Brasília, 07/03/2026

Trump alerta que uma grande onda de ataques contra o Irã ainda não ocorreu

O presidente dos EUA, Donald Trump, vangloriou-se na segunda-feira do sucesso de sua operação militar contra o Irã e alertou que eles ainda não lançaram a “grande onda” de ataques, que poderia vir “muito em breve”. Em entrevista telefônica à CNN, Trump insistiu que as Forças Armadas dos EUA estão “esmagando” os iranianos e disse que a operação está “indo muito bem”.

“Temos o melhor exército do mundo e estamos usando-o. (…) Ainda nem começamos a atacá-los com força. A grande onda ainda nem chegou.
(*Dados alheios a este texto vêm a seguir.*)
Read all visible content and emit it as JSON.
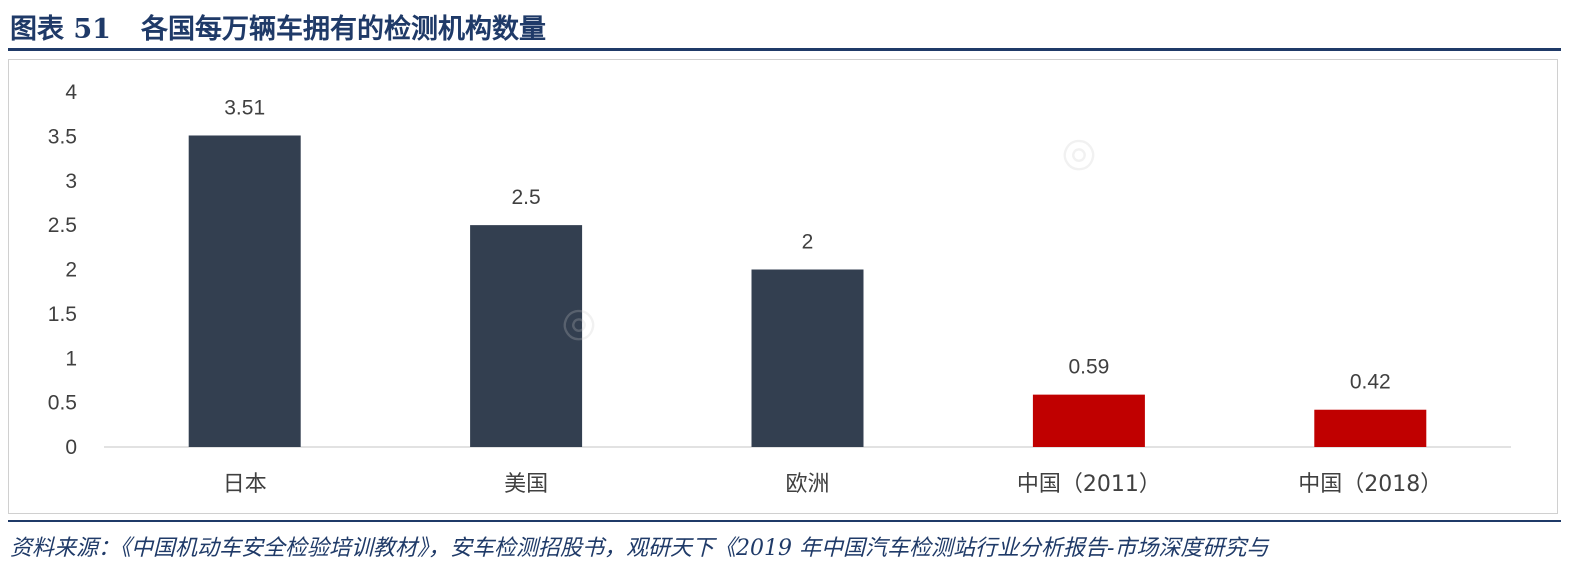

A grande onda virá em breve”, ameaçou ele.

Os Estados Unidos lançaram a Operação Fúria Épica no sábado, em coordenação com Israel, cujos ataques iniciais resultaram na morte do Líder Supremo do Irã, o Aiatolá Ali Khamenei, e de grande parte da liderança militar.

Teerã jurou vingar a morte do aiatolá e respondeu com bombardeios contra Israel e países árabes onde Washington mantém bases militares: Bahrein, Jordânia, Kuwait, Catar e Emirados Árabes Unidos.

O presidente dos EUA confessou à CNN que a “maior surpresa” desta campanha foram os ataques iranianos contra países do Golfo com presença militar americana e garantiu que essas nações agora “querem lutar”, mesmo que os Estados Unidos tenham afirmado que a situação está sob controle.

“Eles estão lutando agressivamente. Eles iam participar muito pouco (do conflito) e agora insistem em fazê-lo”, acrescentou.

Trump, que fez campanha em 2024 com a promessa de manter seu país fora de guerras estrangeiras prolongadas, disse que espera que possa haver mais baixas americanas, estimadas até agora em quatro mortes militares.

Em relação à possível duração da guerra, o presidente dos EUA assegurou que não deseja que ela se prolongue por muito tempo.

“Sempre achei que duraria quatro semanas. E estamos um pouco adiantados em relação ao cronograma”, alertou ele.

Questionado se o governo está ajudando o povo iraniano a retomar o controle do país e a estabelecer uma mudança de regime, Trump respondeu com um “Sim”.

“Sim, estamos fazendo isso. Mas agora queremos que todos fiquem em casa. Não é seguro sair”, alertou ele.

Em uma coletiva de imprensa, o secretário de Guerra dos EUA, Pete Hegseth, afirmou que “esta não é uma guerra para mudança de regime”, embora tenha acrescentado que, como resultado da operação, “o regime mudou” e assegurado que este conflito não será “interminável” como a invasão do Iraque pelos EUA em 2003.